俺が言いたかったのは、えっと、そう、何で自転しないのと関係あるかどうかってこと。」
勝木
「ああ、ごめんそういうことね。」
夏目は何とか誤魔化せてホッとした。
勝木
「つまり、星自体が動かなかったら、日の当たらないとこは何年たっても日に当たらない。
逆に日に当たるとこはずっと日にあたってる。
だから、日当たりの悪いところはずっと寒いってこと。
聞いた話では他の星は一日に一回、暗くなる夜って言われる現象が起こるんだって。」
夏目
「へんなの。
そんなに一日に明るくなったり暗くなったりしたらめんどくさそう。」
勝木
「だね。」
二人顔を見合わせてくすくす笑う。
夏目
「でも、とりあえず宿題は終わり!
じゃあ帰ろっか。」
勝木
「うん。」
夏目はさっさと支度をすませると、勝木と一緒に外に出た。
いつもの風景、いつもの寒さ。
でも、今日はいつもと少し違っていた。
夏目
「勝木、見て。」
夏目は指を空に向けた。
勝木もその方向を見た。
勝木
「すごい、綺麗・・・。」
赤色の一筋の光の剣が雲の隙間から地面をつらぬいていた。
二人は、ただその美しさに立ち尽くした。
夏目
「知ってる?
雲から光が覗く時は何かが変わる前兆なんだって。
何でそうなのかなって思ってたけど、なんとなく今なら分かる気がする。」
勝木
「そうだね。
空なんかめったに見ることが出来ないし、その理由も分かるとなんだかね。」
白虎の国は常に雲が蔽っている。
国の天気が変わる事など本当にまれな事だった。
案の定雲の谷間はすぐに消えてしまい、またいつもの雪景色に戻った。
二人は何かいいことが起こりそうなどと他愛も無い話をして帰った。
夏目
「それじゃ、またな。」
勝木
「うん。また明日ね。
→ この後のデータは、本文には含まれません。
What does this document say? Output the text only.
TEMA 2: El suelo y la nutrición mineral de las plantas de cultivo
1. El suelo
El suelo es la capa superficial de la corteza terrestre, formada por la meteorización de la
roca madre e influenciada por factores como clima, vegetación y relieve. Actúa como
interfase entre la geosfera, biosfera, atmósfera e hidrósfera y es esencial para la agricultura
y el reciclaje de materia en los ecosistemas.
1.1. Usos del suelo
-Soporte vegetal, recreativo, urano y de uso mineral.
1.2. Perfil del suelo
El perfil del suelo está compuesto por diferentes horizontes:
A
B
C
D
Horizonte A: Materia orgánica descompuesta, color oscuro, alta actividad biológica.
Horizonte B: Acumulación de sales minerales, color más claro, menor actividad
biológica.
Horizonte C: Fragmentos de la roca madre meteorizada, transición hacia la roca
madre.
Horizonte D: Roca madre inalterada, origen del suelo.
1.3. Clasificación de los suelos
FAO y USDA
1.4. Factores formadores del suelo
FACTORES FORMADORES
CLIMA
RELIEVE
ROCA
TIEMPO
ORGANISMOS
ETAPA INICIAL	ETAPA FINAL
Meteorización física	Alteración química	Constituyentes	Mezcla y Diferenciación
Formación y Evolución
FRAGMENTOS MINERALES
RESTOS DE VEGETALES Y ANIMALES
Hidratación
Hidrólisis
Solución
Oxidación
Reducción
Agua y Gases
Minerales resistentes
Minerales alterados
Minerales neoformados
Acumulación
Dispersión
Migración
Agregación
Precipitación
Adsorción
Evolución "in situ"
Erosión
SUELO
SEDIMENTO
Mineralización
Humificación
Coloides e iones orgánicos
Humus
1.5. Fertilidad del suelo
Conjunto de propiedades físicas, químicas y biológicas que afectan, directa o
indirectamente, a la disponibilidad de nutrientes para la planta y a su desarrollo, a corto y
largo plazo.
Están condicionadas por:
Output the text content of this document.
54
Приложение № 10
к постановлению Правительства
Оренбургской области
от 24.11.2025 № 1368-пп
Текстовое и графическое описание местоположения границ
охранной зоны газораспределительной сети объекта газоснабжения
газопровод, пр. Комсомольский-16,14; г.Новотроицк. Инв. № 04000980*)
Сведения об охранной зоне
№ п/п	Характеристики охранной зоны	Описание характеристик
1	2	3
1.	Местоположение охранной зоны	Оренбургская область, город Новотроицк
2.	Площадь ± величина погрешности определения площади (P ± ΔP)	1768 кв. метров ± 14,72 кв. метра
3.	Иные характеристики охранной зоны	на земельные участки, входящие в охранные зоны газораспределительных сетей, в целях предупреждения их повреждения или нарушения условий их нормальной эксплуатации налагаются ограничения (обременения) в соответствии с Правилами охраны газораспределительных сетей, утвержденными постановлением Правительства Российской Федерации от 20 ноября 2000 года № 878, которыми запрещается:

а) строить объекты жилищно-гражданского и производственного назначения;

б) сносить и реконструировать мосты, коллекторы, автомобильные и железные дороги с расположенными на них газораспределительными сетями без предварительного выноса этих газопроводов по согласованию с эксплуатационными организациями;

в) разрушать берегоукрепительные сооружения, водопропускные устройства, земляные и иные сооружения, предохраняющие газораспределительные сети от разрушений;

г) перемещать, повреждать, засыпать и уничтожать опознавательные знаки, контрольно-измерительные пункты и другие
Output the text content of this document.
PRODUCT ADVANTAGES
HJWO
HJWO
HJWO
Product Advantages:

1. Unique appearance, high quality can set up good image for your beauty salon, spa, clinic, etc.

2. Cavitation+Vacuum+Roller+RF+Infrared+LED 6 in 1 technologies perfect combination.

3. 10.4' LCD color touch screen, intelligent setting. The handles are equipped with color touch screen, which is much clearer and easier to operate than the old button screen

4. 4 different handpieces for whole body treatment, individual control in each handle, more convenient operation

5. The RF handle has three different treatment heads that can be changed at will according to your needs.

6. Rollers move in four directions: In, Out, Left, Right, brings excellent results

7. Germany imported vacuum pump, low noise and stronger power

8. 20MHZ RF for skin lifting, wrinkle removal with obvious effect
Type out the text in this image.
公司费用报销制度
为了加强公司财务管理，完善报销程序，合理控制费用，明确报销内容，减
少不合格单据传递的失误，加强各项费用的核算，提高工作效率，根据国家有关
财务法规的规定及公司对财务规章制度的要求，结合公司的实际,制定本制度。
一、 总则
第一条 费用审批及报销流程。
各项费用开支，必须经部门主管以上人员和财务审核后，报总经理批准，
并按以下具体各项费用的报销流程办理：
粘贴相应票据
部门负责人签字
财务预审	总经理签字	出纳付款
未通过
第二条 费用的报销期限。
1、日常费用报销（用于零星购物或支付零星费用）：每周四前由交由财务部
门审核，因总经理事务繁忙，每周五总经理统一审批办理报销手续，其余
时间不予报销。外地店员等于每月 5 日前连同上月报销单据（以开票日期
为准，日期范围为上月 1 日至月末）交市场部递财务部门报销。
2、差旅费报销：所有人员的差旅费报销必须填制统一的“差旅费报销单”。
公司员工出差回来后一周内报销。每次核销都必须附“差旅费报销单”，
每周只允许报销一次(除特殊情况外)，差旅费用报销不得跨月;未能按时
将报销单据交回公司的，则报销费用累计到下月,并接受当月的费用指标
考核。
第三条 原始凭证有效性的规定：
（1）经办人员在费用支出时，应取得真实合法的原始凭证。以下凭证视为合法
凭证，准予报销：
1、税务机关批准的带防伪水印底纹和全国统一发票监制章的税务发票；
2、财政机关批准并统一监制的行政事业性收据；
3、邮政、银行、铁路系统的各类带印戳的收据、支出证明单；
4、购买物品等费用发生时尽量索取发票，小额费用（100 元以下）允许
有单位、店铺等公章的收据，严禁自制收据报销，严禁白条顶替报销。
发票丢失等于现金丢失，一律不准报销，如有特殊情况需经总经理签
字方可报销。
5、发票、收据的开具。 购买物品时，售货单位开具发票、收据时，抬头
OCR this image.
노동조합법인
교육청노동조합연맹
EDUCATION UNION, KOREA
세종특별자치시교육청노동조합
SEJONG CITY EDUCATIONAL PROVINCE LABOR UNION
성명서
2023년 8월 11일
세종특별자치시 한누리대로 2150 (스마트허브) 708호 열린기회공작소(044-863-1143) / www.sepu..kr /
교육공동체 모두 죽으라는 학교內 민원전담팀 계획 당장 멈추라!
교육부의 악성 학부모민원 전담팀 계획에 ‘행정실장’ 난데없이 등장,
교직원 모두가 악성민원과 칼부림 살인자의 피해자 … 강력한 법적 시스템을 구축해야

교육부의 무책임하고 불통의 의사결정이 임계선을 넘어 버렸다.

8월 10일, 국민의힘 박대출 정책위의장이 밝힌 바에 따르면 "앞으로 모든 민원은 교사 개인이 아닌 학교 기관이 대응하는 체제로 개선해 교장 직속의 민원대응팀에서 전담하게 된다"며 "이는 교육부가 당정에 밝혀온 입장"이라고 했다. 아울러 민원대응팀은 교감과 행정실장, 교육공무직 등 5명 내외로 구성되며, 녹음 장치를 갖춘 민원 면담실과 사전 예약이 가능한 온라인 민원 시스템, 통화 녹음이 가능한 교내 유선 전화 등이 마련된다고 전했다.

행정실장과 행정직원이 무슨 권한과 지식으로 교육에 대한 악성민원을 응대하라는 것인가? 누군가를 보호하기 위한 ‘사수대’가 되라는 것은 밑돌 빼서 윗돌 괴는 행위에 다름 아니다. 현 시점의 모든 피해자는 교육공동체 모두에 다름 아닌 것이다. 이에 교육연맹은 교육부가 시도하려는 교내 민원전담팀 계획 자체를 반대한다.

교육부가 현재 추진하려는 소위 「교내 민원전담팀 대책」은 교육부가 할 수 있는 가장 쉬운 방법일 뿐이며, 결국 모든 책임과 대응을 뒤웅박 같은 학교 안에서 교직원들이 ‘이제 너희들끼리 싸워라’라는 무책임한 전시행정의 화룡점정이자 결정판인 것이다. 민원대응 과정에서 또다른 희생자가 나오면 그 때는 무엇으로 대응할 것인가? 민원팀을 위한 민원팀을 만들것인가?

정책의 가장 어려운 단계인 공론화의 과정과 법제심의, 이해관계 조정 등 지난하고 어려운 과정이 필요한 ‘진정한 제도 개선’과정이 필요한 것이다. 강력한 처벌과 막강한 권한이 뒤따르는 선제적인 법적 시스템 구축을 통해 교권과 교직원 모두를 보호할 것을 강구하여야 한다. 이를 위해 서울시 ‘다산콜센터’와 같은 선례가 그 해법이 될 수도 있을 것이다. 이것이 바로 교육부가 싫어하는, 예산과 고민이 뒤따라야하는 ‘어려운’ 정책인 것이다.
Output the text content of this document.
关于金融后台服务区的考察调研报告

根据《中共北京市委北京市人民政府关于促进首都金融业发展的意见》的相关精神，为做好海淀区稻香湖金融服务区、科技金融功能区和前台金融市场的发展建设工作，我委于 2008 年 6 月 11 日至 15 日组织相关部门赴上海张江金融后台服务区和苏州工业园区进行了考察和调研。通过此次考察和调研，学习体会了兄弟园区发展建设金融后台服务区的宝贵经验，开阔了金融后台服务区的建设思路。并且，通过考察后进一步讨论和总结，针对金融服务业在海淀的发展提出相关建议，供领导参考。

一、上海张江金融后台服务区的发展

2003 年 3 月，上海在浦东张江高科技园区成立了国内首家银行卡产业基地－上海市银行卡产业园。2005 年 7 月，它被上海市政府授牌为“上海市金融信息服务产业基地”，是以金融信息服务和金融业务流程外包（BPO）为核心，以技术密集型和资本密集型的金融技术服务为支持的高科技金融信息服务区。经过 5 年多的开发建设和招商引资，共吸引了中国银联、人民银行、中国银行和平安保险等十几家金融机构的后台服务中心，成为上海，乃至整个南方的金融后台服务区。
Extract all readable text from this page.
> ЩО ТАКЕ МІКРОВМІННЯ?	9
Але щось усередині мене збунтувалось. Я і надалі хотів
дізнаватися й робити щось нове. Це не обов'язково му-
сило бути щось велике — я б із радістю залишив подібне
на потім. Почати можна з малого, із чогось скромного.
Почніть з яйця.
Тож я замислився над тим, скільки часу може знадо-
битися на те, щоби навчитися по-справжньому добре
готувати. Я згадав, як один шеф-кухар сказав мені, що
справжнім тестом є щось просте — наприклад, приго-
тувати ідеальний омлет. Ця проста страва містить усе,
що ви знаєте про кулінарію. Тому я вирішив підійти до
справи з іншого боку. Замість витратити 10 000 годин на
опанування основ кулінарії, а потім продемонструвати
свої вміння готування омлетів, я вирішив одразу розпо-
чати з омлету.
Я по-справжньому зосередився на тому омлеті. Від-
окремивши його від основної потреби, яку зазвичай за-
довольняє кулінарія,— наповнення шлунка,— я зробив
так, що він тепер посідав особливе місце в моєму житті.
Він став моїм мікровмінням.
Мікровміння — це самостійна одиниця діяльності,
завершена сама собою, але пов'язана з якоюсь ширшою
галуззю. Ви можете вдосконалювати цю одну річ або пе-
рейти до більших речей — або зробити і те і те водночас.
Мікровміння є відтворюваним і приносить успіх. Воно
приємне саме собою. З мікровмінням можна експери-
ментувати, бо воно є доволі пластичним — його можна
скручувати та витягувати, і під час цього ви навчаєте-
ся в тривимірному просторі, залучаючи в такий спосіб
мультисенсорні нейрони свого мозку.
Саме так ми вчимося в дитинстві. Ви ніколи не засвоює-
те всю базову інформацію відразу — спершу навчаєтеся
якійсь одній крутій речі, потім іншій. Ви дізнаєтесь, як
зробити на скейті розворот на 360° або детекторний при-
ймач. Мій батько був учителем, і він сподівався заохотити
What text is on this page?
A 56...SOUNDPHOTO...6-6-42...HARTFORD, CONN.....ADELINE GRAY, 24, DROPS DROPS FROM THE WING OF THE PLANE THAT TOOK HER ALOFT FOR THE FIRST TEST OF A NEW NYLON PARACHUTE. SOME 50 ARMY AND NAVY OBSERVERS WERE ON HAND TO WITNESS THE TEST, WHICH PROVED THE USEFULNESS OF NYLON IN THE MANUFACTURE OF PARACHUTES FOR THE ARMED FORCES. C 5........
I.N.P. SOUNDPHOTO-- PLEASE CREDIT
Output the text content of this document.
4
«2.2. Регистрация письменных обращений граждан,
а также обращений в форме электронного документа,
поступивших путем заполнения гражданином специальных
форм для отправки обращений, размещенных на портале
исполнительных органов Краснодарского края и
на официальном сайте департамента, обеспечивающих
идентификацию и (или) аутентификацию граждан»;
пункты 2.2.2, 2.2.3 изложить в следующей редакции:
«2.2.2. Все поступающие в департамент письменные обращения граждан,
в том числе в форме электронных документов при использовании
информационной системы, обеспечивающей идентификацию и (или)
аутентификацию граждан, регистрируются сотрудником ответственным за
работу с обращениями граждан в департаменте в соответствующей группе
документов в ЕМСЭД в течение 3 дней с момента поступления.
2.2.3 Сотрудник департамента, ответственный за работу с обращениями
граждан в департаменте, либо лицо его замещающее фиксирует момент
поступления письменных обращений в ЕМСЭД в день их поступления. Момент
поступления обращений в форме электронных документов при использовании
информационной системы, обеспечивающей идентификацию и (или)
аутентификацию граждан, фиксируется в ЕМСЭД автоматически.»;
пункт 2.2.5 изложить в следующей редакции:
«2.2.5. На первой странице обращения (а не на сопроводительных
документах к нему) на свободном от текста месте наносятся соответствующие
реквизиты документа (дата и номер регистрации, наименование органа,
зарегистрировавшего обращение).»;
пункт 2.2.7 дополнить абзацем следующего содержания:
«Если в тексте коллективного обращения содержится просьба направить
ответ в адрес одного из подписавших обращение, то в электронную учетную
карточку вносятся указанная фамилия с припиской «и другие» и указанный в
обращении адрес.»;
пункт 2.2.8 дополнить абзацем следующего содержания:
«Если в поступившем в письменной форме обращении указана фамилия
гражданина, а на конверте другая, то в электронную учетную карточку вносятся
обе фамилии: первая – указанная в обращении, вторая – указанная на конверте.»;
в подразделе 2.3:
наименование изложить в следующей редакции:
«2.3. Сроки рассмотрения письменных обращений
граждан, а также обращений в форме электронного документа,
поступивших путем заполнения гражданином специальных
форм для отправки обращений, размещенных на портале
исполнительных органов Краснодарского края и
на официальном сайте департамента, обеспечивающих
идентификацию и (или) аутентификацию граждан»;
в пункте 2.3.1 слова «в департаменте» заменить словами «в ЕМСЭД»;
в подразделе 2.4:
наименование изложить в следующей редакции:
」
そういうと二人は自分の家に向かって駆け出した。
今思えばこの日の光の剣、何かが変わる前兆は、これから起こることに対して警告を発していたのかもしれない。
お読みいただきありがとうございました。
とりあえず、スタートダッシュは大切かと思い二日連続で投稿しましたが、無い頭で考えているので既に頭がショートしそうです。
世界観の説明に二話も使っていいのだろうか?
夏目や勝木はこの後出る機会があるのだろうか?
戦記物だと言うのに未だに中学生の日常を書いてる自分がなんだかなあ、って感じです。
色々な不安がありますが、力の限り頑張ります。
ではまた次回作で。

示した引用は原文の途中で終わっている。